The Canadian prime minister, Justin Trudeau, who this week ruled out his country’s participation in military action in Syria, announced his unequivocal support for the targeted bombings. “Canada supports the decision by the United States, the United Kingdom and France to take action to degrade the Assad regime’s ability to launch chemical weapons attacks against its own people”.

Israel, which was recently accused by Iran of carrying out its own airstrikes on military bases in Syria, was among the first to praise the strikes.

Turkey’s foreign ministry said it welcomed the strikes as an “appropriate response”. Ankara said chemical weapons attacks that indiscriminately target civilians “constitute crimes against humanity” and should not go unpunished.

UN secretary- general, António Guterres, said in a statement that while use of chemical weapons was “abhorrent” and “horrendous”, but urged “all member states to show restraint in these dangerous circumstances and to avoid any acts that could escalate the situation and worsen the suffering of the Syrian people”.

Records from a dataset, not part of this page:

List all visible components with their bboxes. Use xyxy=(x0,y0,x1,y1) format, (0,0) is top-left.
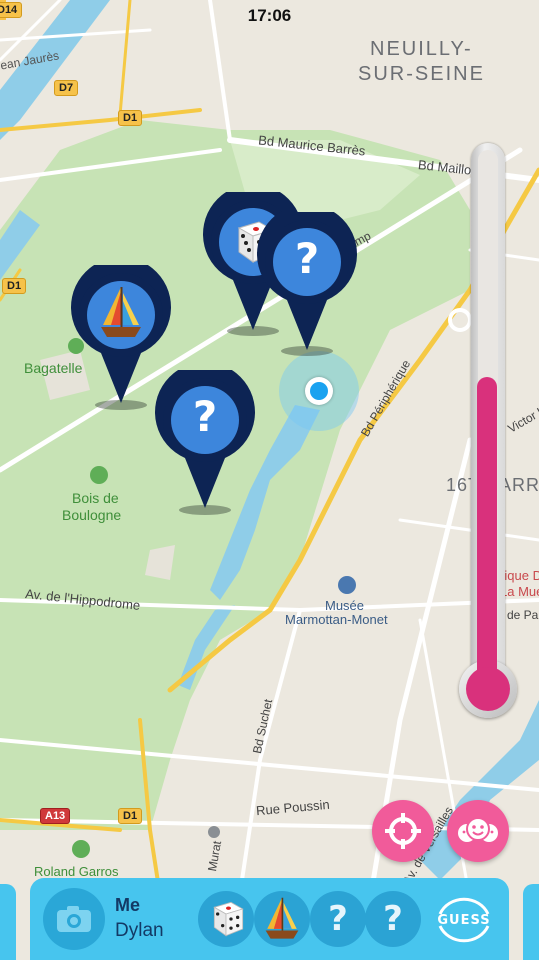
player-label: Me xyxy=(115,895,141,915)
map-label-marmottan: Marmottan-Monet xyxy=(285,612,388,627)
slot-sailboat[interactable] xyxy=(254,891,310,947)
current-location-dot xyxy=(305,377,333,405)
friends-button[interactable] xyxy=(447,800,509,862)
poi-marker-icon xyxy=(208,826,220,838)
road-badge-d1-bottom: D1 xyxy=(118,808,143,824)
question-mark-label: ? xyxy=(328,899,348,939)
camera-icon xyxy=(57,906,91,932)
guess-ring-icon xyxy=(438,897,490,943)
question-mark-label: ? xyxy=(383,899,403,939)
stadium-marker-icon xyxy=(72,840,90,858)
player-name: Dylan xyxy=(115,920,164,941)
map-label-musee: Musée xyxy=(325,598,365,613)
left-card-edge[interactable] xyxy=(0,884,16,960)
map-label-boulogne: Boulogne xyxy=(62,507,122,523)
question-mark-label: ? xyxy=(192,392,218,441)
sailboat-icon xyxy=(265,897,299,939)
road-badge-d14: D14 xyxy=(0,2,23,18)
map-pin-question[interactable]: ? xyxy=(255,212,359,352)
slot-question[interactable]: ? xyxy=(310,891,366,947)
map-label-de-pa: de Pa xyxy=(507,608,539,622)
locate-button[interactable] xyxy=(372,800,434,862)
museum-marker-icon xyxy=(338,576,356,594)
road-badge-d7: D7 xyxy=(54,80,79,96)
road-badge-a13: A13 xyxy=(40,808,71,824)
right-card-edge[interactable] xyxy=(523,884,539,960)
guess-button[interactable]: GUESS xyxy=(432,892,496,948)
slot-question[interactable]: ? xyxy=(365,891,421,947)
map-label-roland-garros: Roland Garros xyxy=(34,864,119,879)
dice-icon xyxy=(213,901,244,937)
sailboat-icon xyxy=(101,287,141,337)
map-label-neuilly: NEUILLY- xyxy=(370,38,473,60)
map-label-bois-de: Bois de xyxy=(72,490,119,506)
map-label-neuilly-2: SUR-SEINE xyxy=(358,63,485,85)
camera-button[interactable] xyxy=(43,888,105,950)
thermometer-fill xyxy=(477,377,497,690)
thermometer-bulb xyxy=(466,667,510,711)
map-label-la-muette: La Muette xyxy=(500,584,539,599)
status-time: 17:06 xyxy=(247,6,292,25)
road-badge-d1-left: D1 xyxy=(2,278,27,294)
question-mark-label: ? xyxy=(294,234,320,283)
road-badge-d1: D1 xyxy=(118,110,143,126)
tree-marker-icon xyxy=(90,466,108,484)
friends-faces-icon xyxy=(458,817,498,842)
slot-dice[interactable] xyxy=(198,891,254,947)
map-pin-question[interactable]: ? xyxy=(153,370,257,510)
crosshair-icon xyxy=(385,813,421,849)
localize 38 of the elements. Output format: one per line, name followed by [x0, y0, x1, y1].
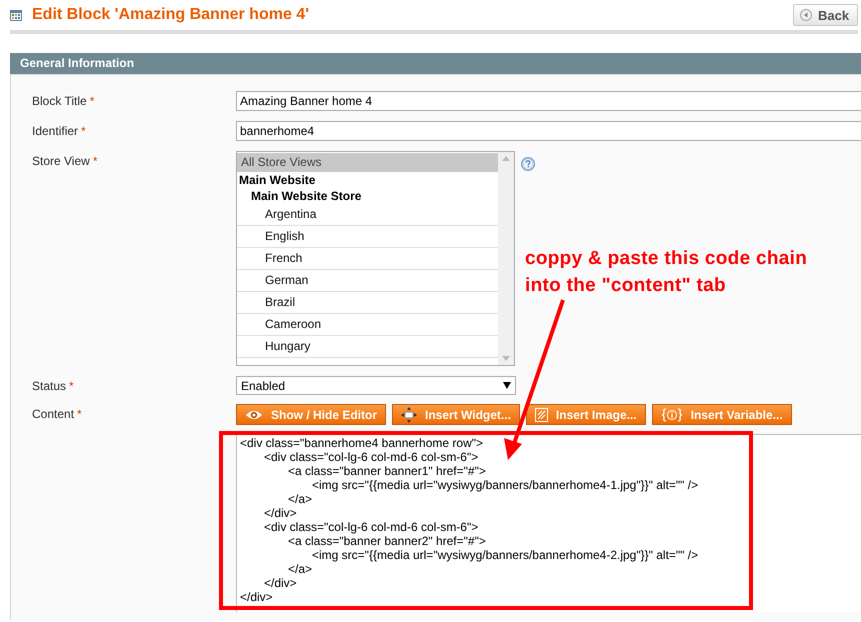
- eye-icon: [245, 408, 263, 420]
- text-field[interactable]: Amazing Banner home 4: [236, 91, 861, 111]
- required-mark: *: [92, 154, 98, 168]
- field-label: Identifier: [32, 124, 78, 138]
- required-mark: *: [77, 407, 82, 421]
- scrollbar[interactable]: [498, 152, 514, 365]
- store-option[interactable]: German: [237, 270, 498, 292]
- help-icon[interactable]: [521, 157, 535, 171]
- grid-icon: [10, 10, 22, 20]
- scroll-up-icon[interactable]: [502, 156, 510, 161]
- store-option[interactable]: Argentina: [237, 204, 498, 226]
- store-option[interactable]: All Store Views: [237, 153, 498, 172]
- option-group: Main Website: [237, 172, 498, 188]
- section-header: General Information: [10, 53, 861, 75]
- braces-icon: [660, 408, 683, 422]
- option-group: Main Website Store: [237, 188, 498, 204]
- store-option[interactable]: Hungary: [237, 336, 498, 358]
- page-title: Edit Block 'Amazing Banner home 4': [32, 6, 310, 24]
- store-option[interactable]: Brazil: [237, 292, 498, 314]
- field-label: Content: [32, 407, 74, 421]
- annotation-note: coppy & paste this code chain into the "content" tab: [525, 247, 808, 298]
- caret-icon: [503, 382, 511, 389]
- back-button[interactable]: Back: [793, 4, 858, 26]
- widget-icon: [401, 406, 418, 422]
- image-icon: [534, 408, 548, 422]
- required-mark: *: [90, 94, 94, 108]
- content-textarea[interactable]: <div class="bannerhome4 bannerhome row"> <div class="col-lg-6 col-md-6 col-sm-6"> <a class="banner banner1" href="#"> <img src="{{media url="wysiwyg/banners/bannerhome4-1.jpg"}}" alt="" /> </a> </div> <div class="col-lg-6 col-md-6 col-sm-6"> <a class="banner banner2" href="#"> <img src="{{media url="wysiwyg/banners/bannerhome4-2.jpg"}}" alt="" /> </a> </div> </div>: [236, 434, 861, 612]
- store-option[interactable]: French: [237, 248, 498, 270]
- required-mark: *: [69, 379, 74, 393]
- status-dropdown[interactable]: Enabled: [236, 376, 516, 395]
- scroll-down-icon[interactable]: [502, 356, 510, 361]
- field-label: Block Title: [32, 94, 87, 108]
- required-mark: *: [81, 124, 86, 138]
- store-option[interactable]: Cameroon: [237, 314, 498, 336]
- field-label: Status: [32, 379, 66, 393]
- store-option[interactable]: English: [237, 226, 498, 248]
- field-label: Store View: [32, 154, 90, 168]
- text-field[interactable]: bannerhome4: [236, 121, 861, 141]
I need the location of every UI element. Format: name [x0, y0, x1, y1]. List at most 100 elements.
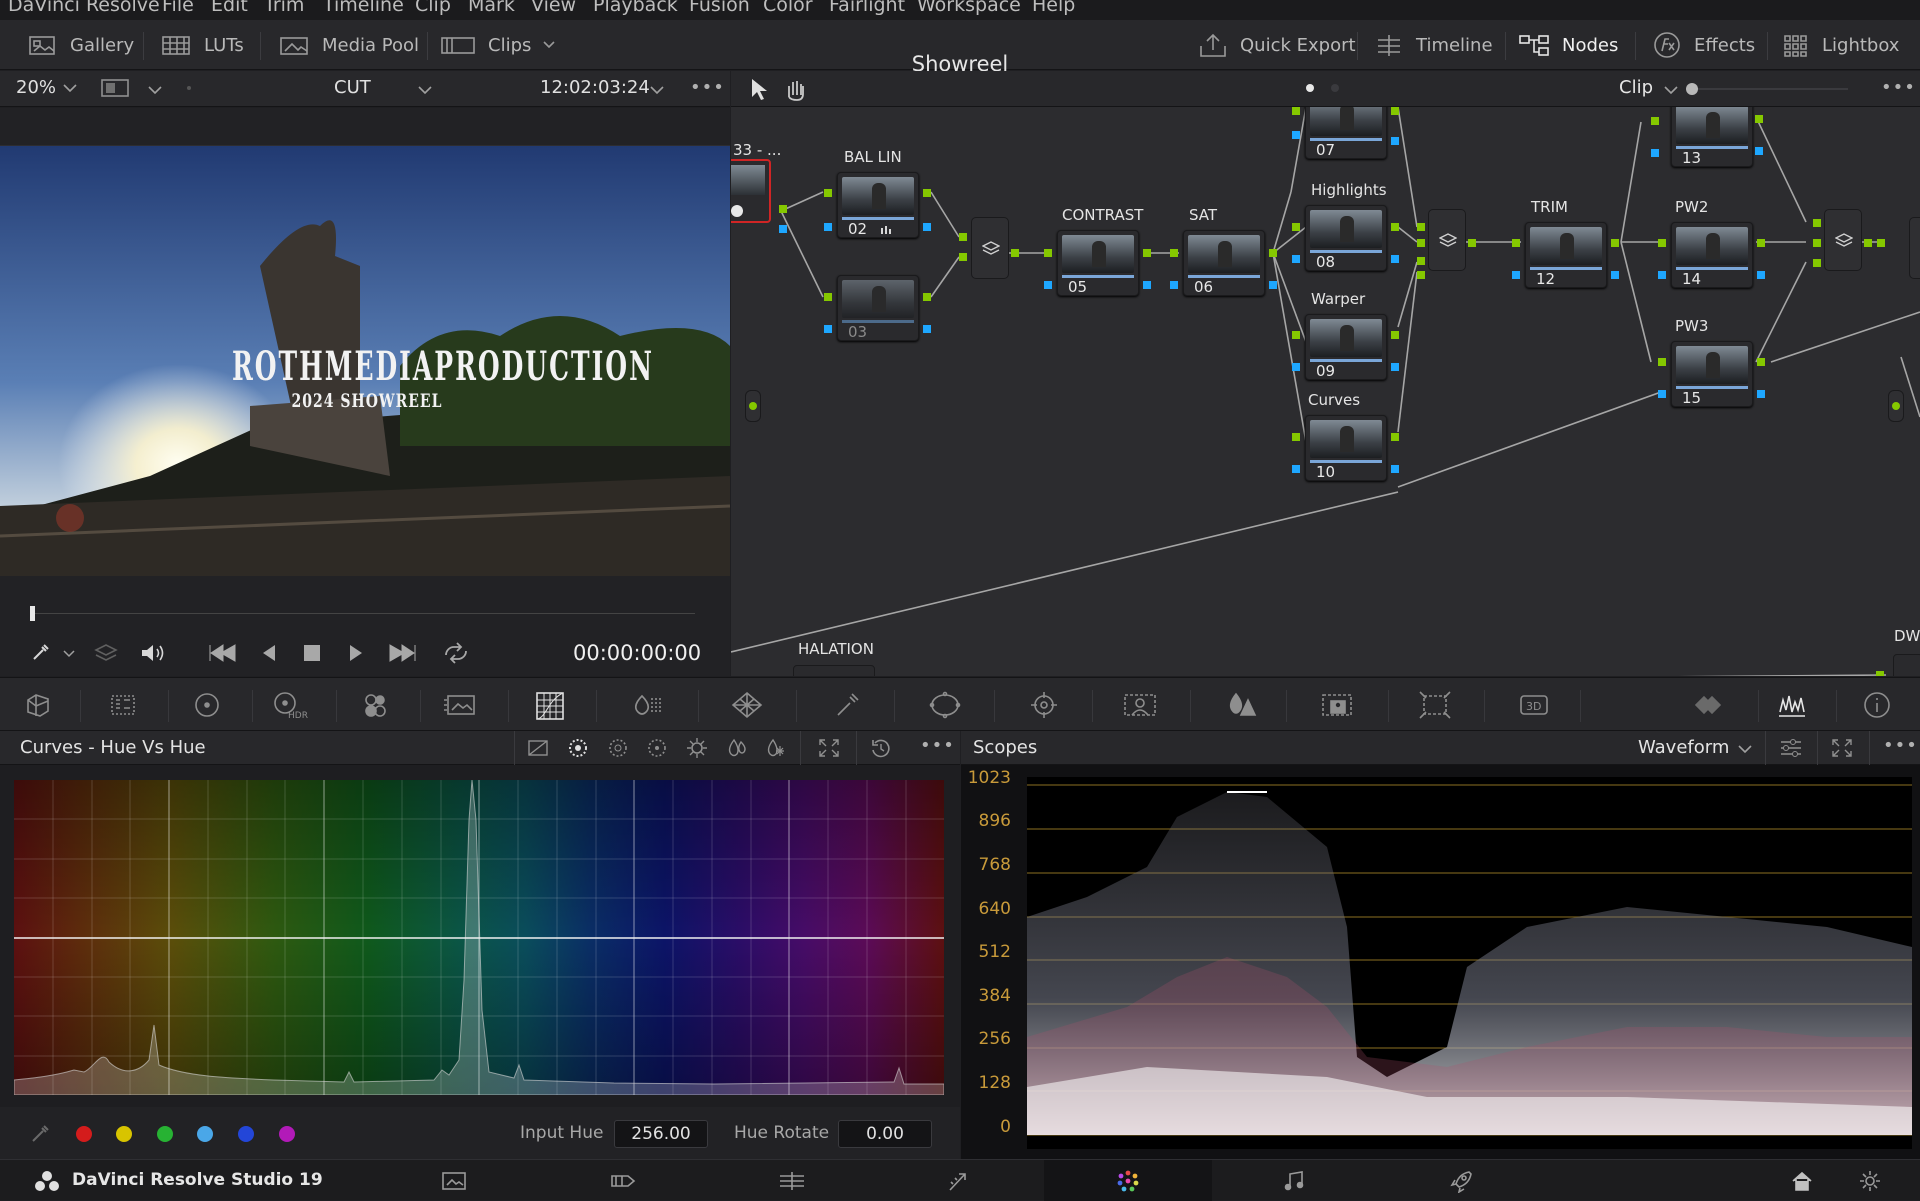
output-port[interactable] [1755, 115, 1763, 123]
scope-type-dropdown[interactable]: Waveform [1638, 737, 1729, 758]
eyedropper-icon[interactable] [30, 641, 52, 663]
menu-fusion[interactable]: Fusion [689, 0, 750, 16]
node-10[interactable]: 10 [1305, 415, 1387, 481]
node-13[interactable]: 13 [1671, 107, 1753, 167]
node-06[interactable]: 06 [1183, 230, 1265, 296]
layer-mixer-node[interactable] [1824, 209, 1862, 271]
output-port[interactable] [1391, 223, 1399, 231]
hue-vs-lum-icon[interactable] [645, 737, 669, 759]
loop-icon[interactable] [440, 641, 472, 665]
menu-view[interactable]: View [531, 0, 576, 16]
3d-icon[interactable]: 3D [1518, 690, 1548, 720]
stop-icon[interactable] [302, 643, 322, 663]
menu-timeline[interactable]: Timeline [323, 0, 404, 16]
input-port[interactable] [1417, 223, 1425, 231]
source-timecode[interactable]: 12:02:03:24 [540, 77, 650, 98]
input-port[interactable] [1813, 219, 1821, 227]
output-port[interactable] [1757, 358, 1765, 366]
alpha-port[interactable] [923, 223, 931, 231]
menu-app[interactable]: DaVinci Resolve [8, 0, 160, 16]
menu-workspace[interactable]: Workspace [917, 0, 1021, 16]
input-port[interactable] [1292, 223, 1300, 231]
curves-icon[interactable] [534, 690, 564, 720]
input-port[interactable] [1658, 358, 1666, 366]
alpha-port[interactable] [1269, 281, 1277, 289]
node-08[interactable]: 08 [1305, 205, 1387, 271]
hdr-wheels-icon[interactable]: HDR [272, 690, 308, 721]
input-port[interactable] [1651, 117, 1659, 125]
input-port[interactable] [1417, 239, 1425, 247]
sat-vs-sat-icon[interactable] [725, 737, 749, 759]
node-01[interactable] [731, 159, 771, 223]
settings-button[interactable] [1826, 1160, 1914, 1201]
input-port[interactable] [1044, 249, 1052, 257]
node-02[interactable]: 02 [837, 172, 919, 238]
input-port[interactable] [1877, 239, 1885, 247]
color-warper-icon[interactable] [630, 690, 661, 720]
alpha-port[interactable] [1651, 149, 1659, 157]
input-port[interactable] [1658, 239, 1666, 247]
input-port[interactable] [1292, 107, 1300, 115]
chevron-down-icon[interactable] [148, 85, 162, 95]
more-options-icon[interactable]: ••• [1881, 77, 1916, 98]
alpha-port[interactable] [1143, 281, 1151, 289]
viewer-layout-icon[interactable] [100, 77, 130, 99]
node-05[interactable]: 05 [1057, 230, 1139, 296]
chevron-down-icon[interactable] [1664, 85, 1678, 95]
alpha-port[interactable] [1292, 131, 1300, 139]
input-port[interactable] [824, 189, 832, 197]
swatch-yellow[interactable] [116, 1126, 132, 1142]
step-back-icon[interactable] [260, 643, 278, 663]
swatch-cyan[interactable] [197, 1126, 213, 1142]
info-icon[interactable] [1862, 690, 1892, 720]
pointer-icon[interactable] [749, 77, 767, 101]
menu-color[interactable]: Color [763, 0, 813, 16]
sizing-icon[interactable] [1418, 690, 1451, 720]
mode-dropdown[interactable]: CUT [334, 77, 371, 98]
alpha-port[interactable] [1391, 255, 1399, 263]
chevron-down-icon[interactable] [63, 83, 77, 93]
alpha-port[interactable] [1658, 271, 1666, 279]
menu-mark[interactable]: Mark [468, 0, 515, 16]
color-page-button[interactable] [1044, 1160, 1212, 1201]
scrubber-track[interactable] [30, 613, 695, 614]
edit-page-button[interactable] [748, 1160, 836, 1201]
swatch-green[interactable] [157, 1126, 173, 1142]
alpha-port[interactable] [1658, 390, 1666, 398]
input-source[interactable] [745, 390, 761, 422]
media-page-button[interactable] [410, 1160, 498, 1201]
motion-effects-icon[interactable] [442, 690, 475, 720]
keyframes-icon[interactable] [1690, 690, 1722, 720]
menu-edit[interactable]: Edit [211, 0, 248, 16]
output-port[interactable] [1391, 433, 1399, 441]
alpha-port[interactable] [1292, 363, 1300, 371]
hue-vs-hue-curve[interactable] [14, 780, 944, 1095]
gallery-button[interactable]: Gallery [26, 20, 134, 70]
color-wheels-icon[interactable] [192, 690, 222, 720]
deliver-page-button[interactable] [1418, 1160, 1506, 1201]
input-port[interactable] [959, 233, 967, 241]
hue-vs-sat-icon[interactable] [606, 737, 630, 759]
timeline-toggle[interactable]: Timeline [1374, 20, 1493, 70]
clips-button[interactable]: Clips [440, 20, 555, 70]
custom-curve-icon[interactable] [527, 739, 549, 757]
menu-trim[interactable]: Trim [264, 0, 304, 16]
partial-node[interactable] [1909, 217, 1920, 279]
key-icon[interactable] [1320, 690, 1352, 720]
qualifier-icon[interactable] [730, 690, 763, 720]
input-port[interactable] [1813, 239, 1821, 247]
input-port[interactable] [1292, 433, 1300, 441]
sat-vs-lum-icon[interactable] [763, 737, 787, 759]
node-15[interactable]: 15 [1671, 341, 1753, 407]
alpha-port[interactable] [923, 325, 931, 333]
color-match-icon[interactable] [108, 690, 138, 720]
zoom-dropdown[interactable]: 20% [16, 77, 56, 98]
menu-fairlight[interactable]: Fairlight [829, 0, 905, 16]
input-port[interactable] [1417, 271, 1425, 279]
swatch-magenta[interactable] [279, 1126, 295, 1142]
output-port[interactable] [923, 293, 931, 301]
input-port[interactable] [1876, 671, 1884, 676]
output-port[interactable] [779, 205, 787, 213]
input-port[interactable] [959, 253, 967, 261]
node-09[interactable]: 09 [1305, 314, 1387, 380]
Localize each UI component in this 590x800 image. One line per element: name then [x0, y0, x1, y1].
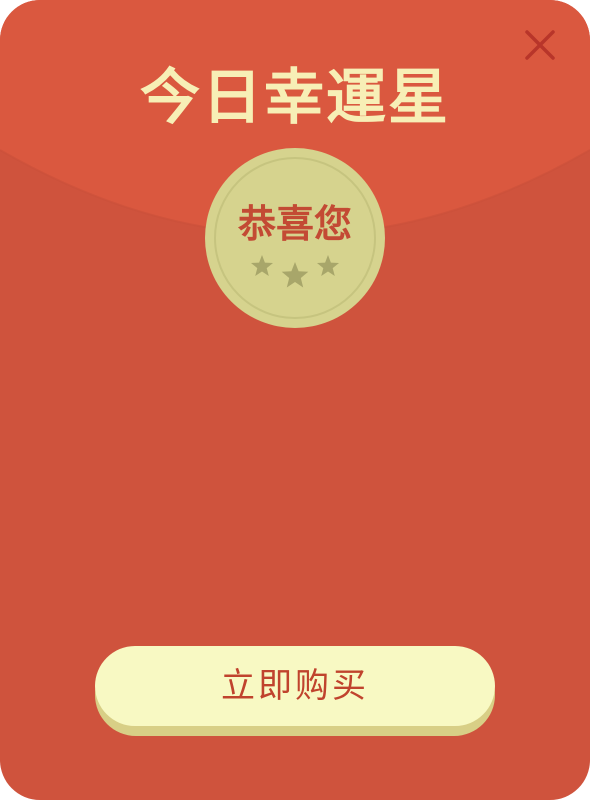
coin-text: 恭喜您: [237, 201, 352, 246]
star-icon: [251, 255, 273, 276]
star-icon: [317, 255, 339, 276]
buy-now-button[interactable]: 立即购买: [95, 646, 495, 736]
red-envelope-popup: 今日幸運星 恭喜您 立即购买: [0, 0, 590, 800]
popup-title: 今日幸運星: [140, 63, 450, 133]
buy-now-label: 立即购买: [221, 666, 369, 706]
star-icon: [281, 262, 309, 288]
star-row: [251, 255, 339, 288]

As to the role of the three nations involved in the raids, the UK’s Ministry of Defence confirmed that four Tornado jets flew from Cyprus as part of the strikes on Homs.

Meanwhile the French defence ministry have said France fired 12 missiles from fighter jets and frigates as part of the coordinated air and sea raids. The French president, Emmanuel Macron, said the use of chemical weapons by the Syrian regime posed an “immediate danger for the Syrian people and our collective security”.